Another challenge is the sustainability of projects regardless of the skills development programmes. More than a hundred supply chain initiatives have been brought into the Bangladesh RMG industry by different stakeholders particularly after the Rana Plaza tragedy to improve the social, economic and environmental conditions of factories. But how many of them ensure sustainability? To understand the scalability of projects, I, along with my team members, as part of a global research project, studied the challenges factory management faced in dealing with initiatives offered by different agents. These challenges include project development without understanding local contexts, absence of space for supplier, less follow-up, project duplication, no or less incentive from buyers, resistance to change from workers and mid-level management, miscalculation of ROI (Return on Investment), factory selection error, etc.
Now, what can be done to respond to these challenges? We understand that a structural problem like enhancing the education level of workers cannot be eradicated overnight. Despite a number of measures taken to enrich the quality of education as prescribed in SDG, a leadership role needs to be executed by the state to link our education system with the industry. Supportive public policy is not enough. Rather, systematic implementation of policy to improve the relationship between TVET institutions and industry can make an impact. We have to create a space for the industry to participate in designing curriculum and training, aligning them with market needs and changing technology. Experts from the relevant fields can share their knowledge to build up a concrete long-term strategy.

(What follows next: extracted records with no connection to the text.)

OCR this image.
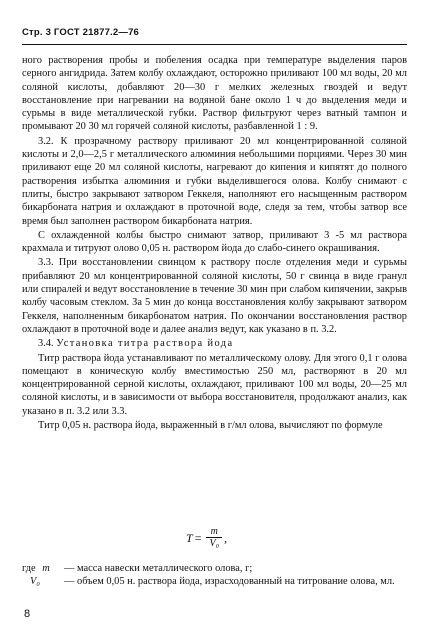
Стр. 3 ГОСТ 21877.2—76

ного растворения пробы и побеления осадка при температуре выделения паров серного ангидрида. Затем колбу охлаждают, осторожно приливают 100 мл воды, 20 мл соляной кислоты, добавляют 20—30 г мелких железных гвоздей и ведут восстановление при нагревании на водяной бане около 1 ч до выделения меди и сурьмы в виде металлической губки. Раствор фильтруют через ватный тампон и промывают 20 30 мл горячей соляной кислоты, разбавленной 1 : 9.

3.2. К прозрачному раствору приливают 20 мл концентрированной соляной кислоты и 2,0—2,5 г металлического алюминия небольшими порциями. Через 30 мин приливают еще 20 мл соляной кислоты, нагревают до кипения и кипятят до полного растворения избытка алюминия и губки выделившегося олова. Колбу снимают с плиты, быстро закрывают затвором Геккеля, наполняют его насыщенным раствором бикарбоната натрия и охлаждают в проточной воде, следя за тем, чтобы затвор все время был заполнен раствором бикарбоната натрия.

С охлажденной колбы быстро снимают затвор, приливают 3 -5 мл раствора крахмала и титруют олово 0,05 н. раствором йода до слабо-синего окрашивания.

3.3. При восстановлении свинцом к раствору после отделения меди и сурьмы прибавляют 20 мл концентрированной соляной кислоты, 50 г свинца в виде гранул или спиралей и ведут восстановление в течение 30 мин при слабом кипячении, закрыв колбу часовым стеклом. За 5 мин до конца восстановления колбу закрывают затвором Геккеля, наполненным бикарбонатом натрия. По окончании восстановления раствор охлаждают в проточной воде и далее анализ ведут, как указано в п. 3.2.

3.4. Установка титра раствора йода

Титр раствора йода устанавливают по металлическому олову. Для этого 0,1 г олова помещают в коническую колбу вместимостью 250 мл, растворяют в 20 мл концентрированной серной кислоты, охлаждают, приливают 100 мл воды, 20—25 мл соляной кислоты, и в зависимости от выбора восстановителя, продолжают анализ, как указано в п. 3.2 или 3.3.

Титр 0,05 н. раствора йода, выраженный в г/мл олова, вычисляют по формуле

$T = \frac{m}{\text{V₀}}$ ,
где m	— масса навески металлического олова, г;
V₀	— объем 0,05 н. раствора йода, израсходованный на титрование олова, мл.
8
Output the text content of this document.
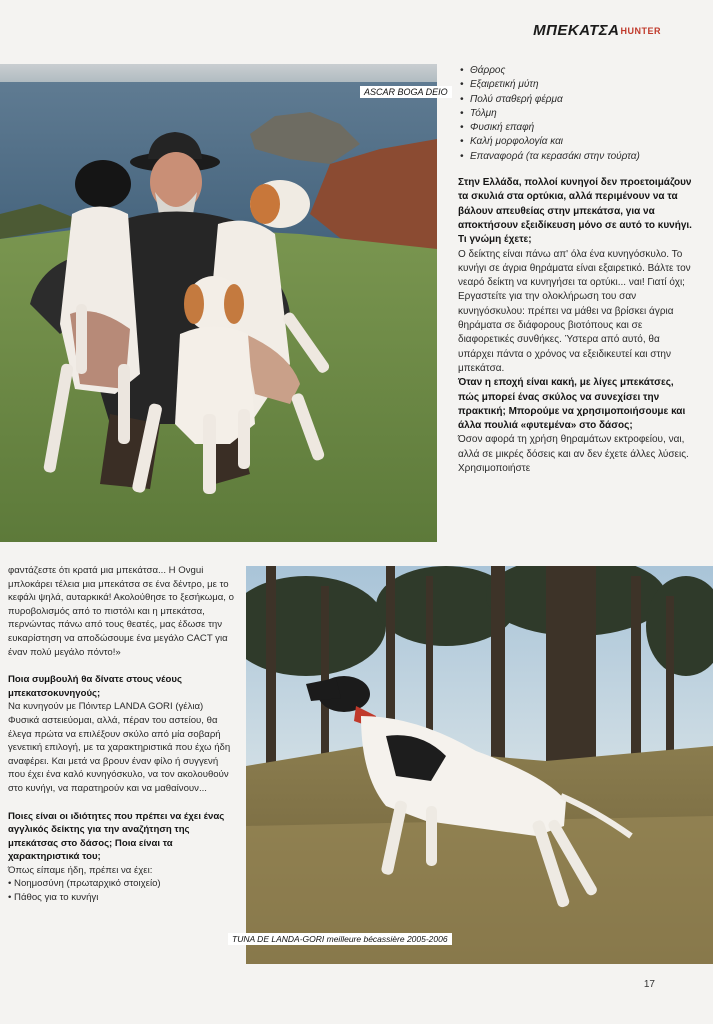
ΜΠΕΚΑΤΣΑHUNTER
ASCAR BOGA DEIO
• Θάρρος
• Εξαιρετική μύτη
• Πολύ σταθερή φέρμα
• Τόλμη
• Φυσική επαφή
• Καλή μορφολογία και
• Επαναφορά (τα κερασάκι στην τούρτα)

Στην Ελλάδα, πολλοί κυνηγοί δεν προετοιμάζουν τα σκυλιά στα ορτύκια, αλλά περιμένουν να τα βάλουν απευθείας στην μπεκάτσα, για να αποκτήσουν εξειδίκευση μόνο σε αυτό το κυνήγι. Τι γνώμη έχετε;

Ο δείκτης είναι πάνω απ' όλα ένα κυνηγόσκυλο. Το κυνήγι σε άγρια θηράματα είναι εξαιρετικό. Βάλτε τον νεαρό δείκτη να κυνηγήσει τα ορτύκι... ναι! Γιατί όχι; Εργαστείτε για την ολοκλήρωση του σαν κυνηγόσκυλου: πρέπει να μάθει να βρίσκει άγρια θηράματα σε διάφορους βιοτόπους και σε διαφορετικές συνθήκες. Ύστερα από αυτό, θα υπάρχει πάντα ο χρόνος να εξειδικευτεί και στην μπεκάτσα.

Όταν η εποχή είναι κακή, με λίγες μπεκάτσες, πώς μπορεί ένας σκύλος να συνεχίσει την πρακτική; Μπορούμε να χρησιμοποιήσουμε και άλλα πουλιά «φυτεμένα» στο δάσος;

Όσον αφορά τη χρήση θηραμάτων εκτροφείου, ναι, αλλά σε μικρές δόσεις και αν δεν έχετε άλλες λύσεις. Χρησιμοποιήστε

φαντάζεστε ότι κρατά μια μπεκάτσα... Η Ονgui μπλοκάρει τέλεια μια μπεκάτσα σε ένα δέντρο, με το κεφάλι ψηλά, αυταρκικά! Ακολούθησε το ξεσήκωμα, ο πυροβολισμός από το πιστόλι και η μπεκάτσα, περνώντας πάνω από τους θεατές, μας έδωσε την ευκαρίστηση να αποδώσουμε ένα μεγάλο CACT για έναν πολύ μεγάλο πόντο!»

Ποια συμβουλή θα δίνατε στους νέους μπεκατσοκυνηγούς;

Να κυνηγούν με Πόιντερ LANDA GORI (γέλια) Φυσικά αστειεύομαι, αλλά, πέραν του αστείου, θα έλεγα πρώτα να επιλέξουν σκύλο από μία σοβαρή γενετική επιλογή, με τα χαρακτηριστικά που έχω ήδη αναφέρει. Και μετά να βρουν έναν φίλο ή συγγενή που έχει ένα καλό κυνηγόσκυλο, να τον ακολουθούν στο κυνήγι, να παρατηρούν και να μαθαίνουν...

Ποιες είναι οι ιδιότητες που πρέπει να έχει ένας αγγλικός δείκτης για την αναζήτηση της μπεκάτσας στο δάσος; Ποια είναι τα χαρακτηριστικά του;

Όπως είπαμε ήδη, πρέπει να έχει:

• Νοημοσύνη (πρωταρχικό στοιχείο)
• Πάθος για το κυνήγι
TUNA DE LANDA-GORI meilleure bécassière 2005-2006
17
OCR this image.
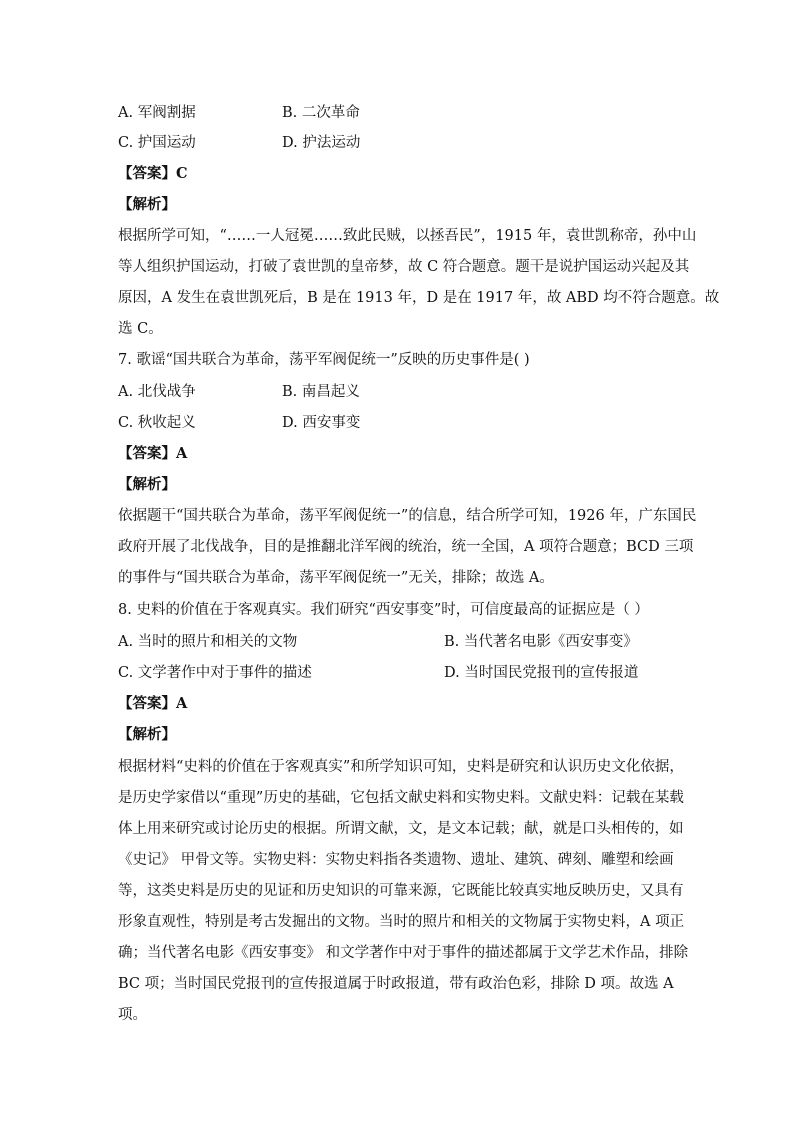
A. 军阀割据	B. 二次革命
C. 护国运动	D. 护法运动
【答案】C
【解析】
根据所学可知，“……一人冠冕……致此民贼，以拯吾民”，1915 年，袁世凯称帝，孙中山
等人组织护国运动，打破了袁世凯的皇帝梦，故 C 符合题意。题干是说护国运动兴起及其
原因，A 发生在袁世凯死后，B 是在 1913 年，D 是在 1917 年，故 ABD 均不符合题意。故
选 C。
7. 歌谣“国共联合为革命，荡平军阀促统一”反映的历史事件是( )
A. 北伐战争	B. 南昌起义
C. 秋收起义	D. 西安事变
【答案】A
【解析】
依据题干“国共联合为革命，荡平军阀促统一”的信息，结合所学可知，1926 年，广东国民
政府开展了北伐战争，目的是推翻北洋军阀的统治，统一全国，A 项符合题意；BCD 三项
的事件与“国共联合为革命，荡平军阀促统一”无关，排除；故选 A。
8. 史料的价值在于客观真实。我们研究“西安事变”时，可信度最高的证据应是（ ）
A. 当时的照片和相关的文物	B. 当代著名电影《西安事变》
C. 文学著作中对于事件的描述	D. 当时国民党报刊的宣传报道
【答案】A
【解析】
根据材料“史料的价值在于客观真实”和所学知识可知，史料是研究和认识历史文化依据，
是历史学家借以“重现”历史的基础，它包括文献史料和实物史料。文献史料：记载在某载
体上用来研究或讨论历史的根据。所谓文献，文，是文本记载；献，就是口头相传的，如
《史记》 甲骨文等。实物史料：实物史料指各类遗物、遗址、建筑、碑刻、雕塑和绘画
等，这类史料是历史的见证和历史知识的可靠来源，它既能比较真实地反映历史，又具有
形象直观性，特别是考古发掘出的文物。当时的照片和相关的文物属于实物史料，A 项正
确；当代著名电影《西安事变》 和文学著作中对于事件的描述都属于文学艺术作品，排除
BC 项；当时国民党报刊的宣传报道属于时政报道，带有政治色彩，排除 D 项。故选 A
项。
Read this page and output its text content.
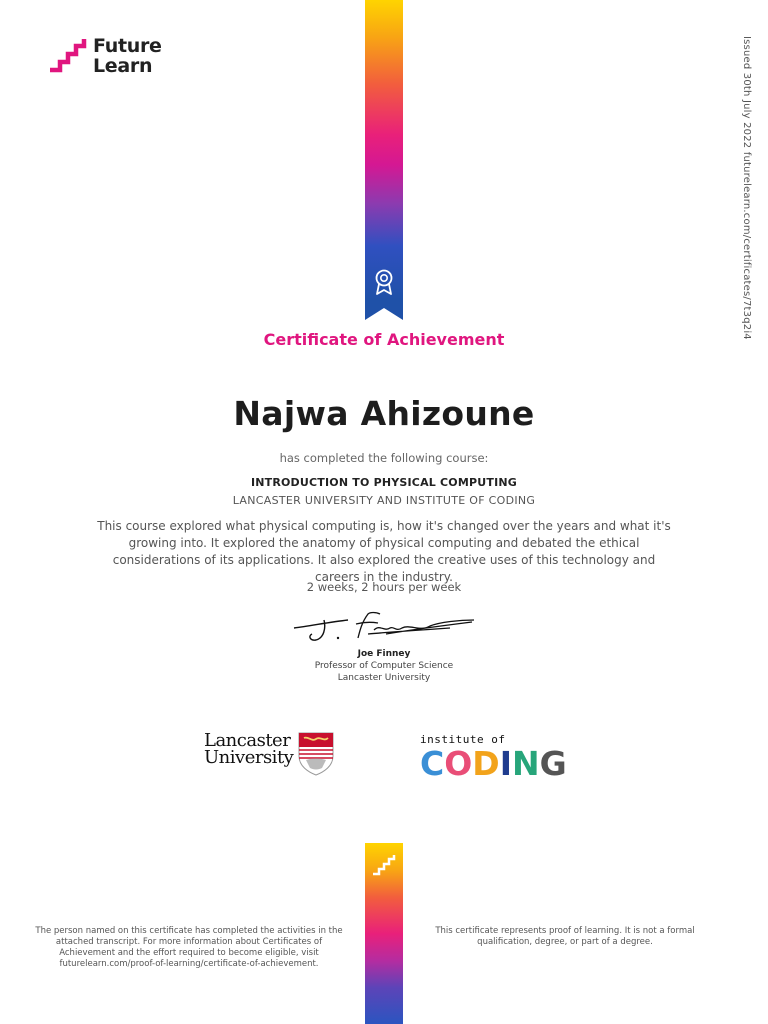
Future
Learn	Issued 30th July 2022 futurelearn.com/certificates/7t3q2i4
Certificate of Achievement
Najwa Ahizoune
has completed the following course:
INTRODUCTION TO PHYSICAL COMPUTING
LANCASTER UNIVERSITY AND INSTITUTE OF CODING
This course explored what physical computing is, how it's changed over the years and what it's growing into. It explored the anatomy of physical computing and debated the ethical considerations of its applications. It also explored the creative uses of this technology and careers in the industry.
2 weeks, 2 hours per week
Joe Finney
Professor of Computer Science
Lancaster University
Lancaster
University
institute of
C O D I N G
The person named on this certificate has completed the activities in the attached transcript. For more information about Certificates of Achievement and the effort required to become eligible, visit futurelearn.com/proof-of-learning/certificate-of-achievement.
This certificate represents proof of learning. It is not a formal qualification, degree, or part of a degree.
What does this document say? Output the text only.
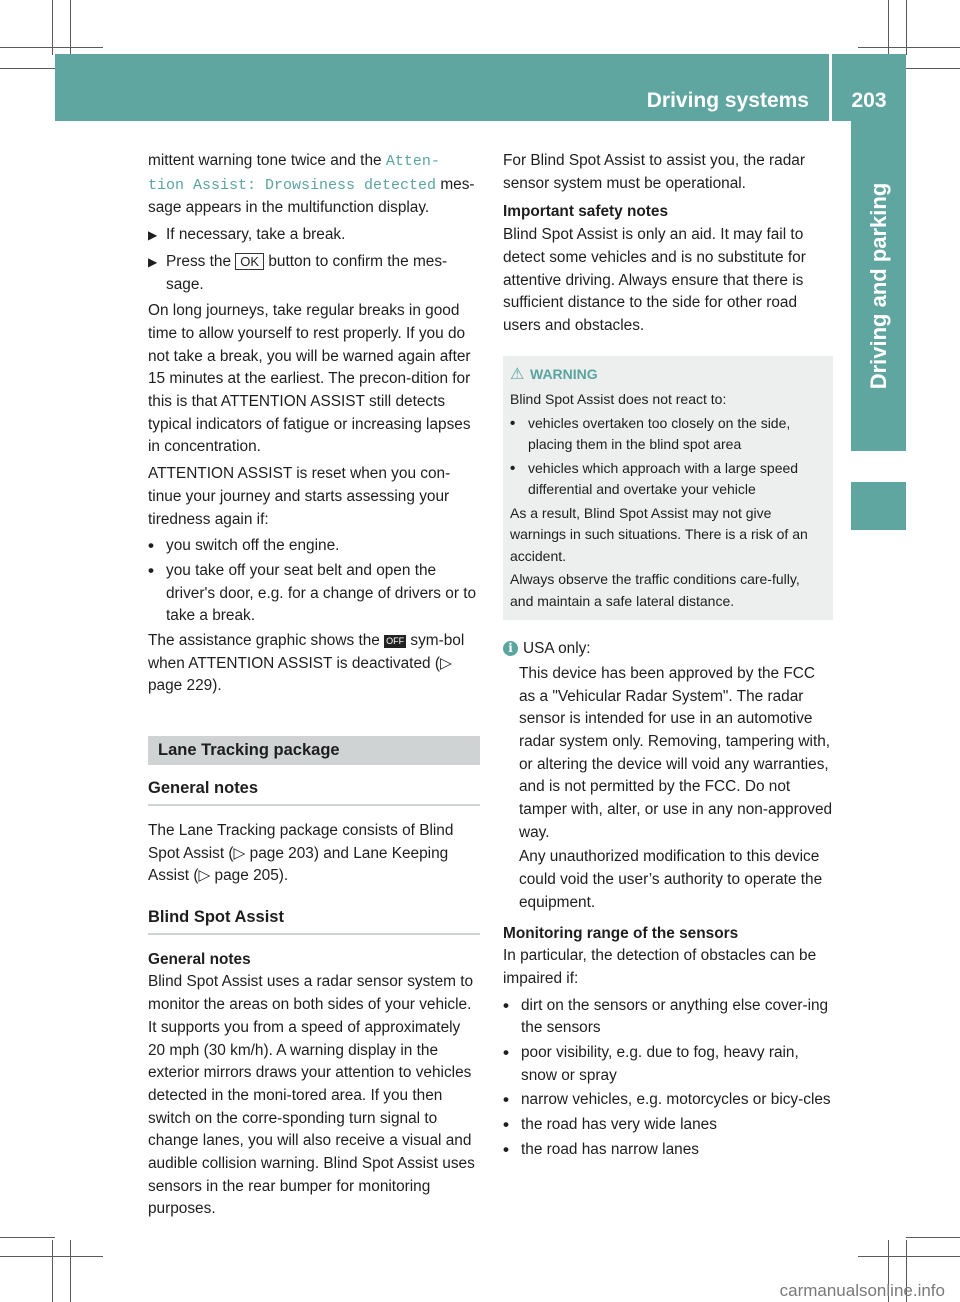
Driving systems	203
Driving and parking

mittent warning tone twice and the Atten‐
tion Assist: Drowsiness detected mes‐sage appears in the multifunction display.

▶ If necessary, take a break.
▶ Press the OK button to confirm the mes‐sage.

On long journeys, take regular breaks in good time to allow yourself to rest properly. If you do not take a break, you will be warned again after 15 minutes at the earliest. The precon‐dition for this is that ATTENTION ASSIST still detects typical indicators of fatigue or increasing lapses in concentration.

ATTENTION ASSIST is reset when you con‐tinue your journey and starts assessing your tiredness again if:

• you switch off the engine.
• you take off your seat belt and open the driver's door, e.g. for a change of drivers or to take a break.

The assistance graphic shows the OFF sym‐bol when ATTENTION ASSIST is deactivated (▷ page 229).

Lane Tracking package
General notes

The Lane Tracking package consists of Blind Spot Assist (▷ page 203) and Lane Keeping Assist (▷ page 205).

Blind Spot Assist

General notes

Blind Spot Assist uses a radar sensor system to monitor the areas on both sides of your vehicle. It supports you from a speed of approximately 20 mph (30 km/h). A warning display in the exterior mirrors draws your attention to vehicles detected in the moni‐tored area. If you then switch on the corre‐sponding turn signal to change lanes, you will also receive a visual and audible collision warning. Blind Spot Assist uses sensors in the rear bumper for monitoring purposes.

For Blind Spot Assist to assist you, the radar sensor system must be operational.

Important safety notes

Blind Spot Assist is only an aid. It may fail to detect some vehicles and is no substitute for attentive driving. Always ensure that there is sufficient distance to the side for other road users and obstacles.

⚠ WARNING

Blind Spot Assist does not react to:

• vehicles overtaken too closely on the side, placing them in the blind spot area
• vehicles which approach with a large speed differential and overtake your vehicle

As a result, Blind Spot Assist may not give warnings in such situations. There is a risk of an accident.

Always observe the traffic conditions care‐fully, and maintain a safe lateral distance.

i USA only:

This device has been approved by the FCC as a "Vehicular Radar System". The radar sensor is intended for use in an automotive radar system only. Removing, tampering with, or altering the device will void any warranties, and is not permitted by the FCC. Do not tamper with, alter, or use in any non-approved way.

Any unauthorized modification to this device could void the user’s authority to operate the equipment.

Monitoring range of the sensors

In particular, the detection of obstacles can be impaired if:

• dirt on the sensors or anything else cover‐ing the sensors
• poor visibility, e.g. due to fog, heavy rain, snow or spray
• narrow vehicles, e.g. motorcycles or bicy‐cles
• the road has very wide lanes
• the road has narrow lanes
carmanualsonline.info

Our research recommends that for the sake of sustainability of a project, the buyers should systematically reward more sustainable suppliers and the initiators need to target beyond "cream" factories and cater to factories that are more likely to benefit from interventions. Despite the business case rhetoric, the main motivation to join a project is to please buyers. As one manager put it, "To say no to a brand is difficult. You know the customer is the master." The buyer-driven logic is apparent for ostensibly voluntary capacity-building initiatives, very much like auditing. The suppliers should be given open space to consider an initiative and seek help in measuring impact, and should ask brands to publicly recognise engagement in sustainability efforts. For the donors of projects, the effort should be to reduce overlapping and duplication of projects, and prioritise initiatives that are coordinating or consolidating with other initiatives. There is no way to deny the impact of some projects but what is missing in the process is the institutionalisation of good practices which is critical for a sustainable export-oriented industry.
Shahidur Rahman, PhD, teaches at BRAC University and is the author of "The Bangladesh Garment Industry and the Global Garment Supply Chain: Choices and Constraints of Management."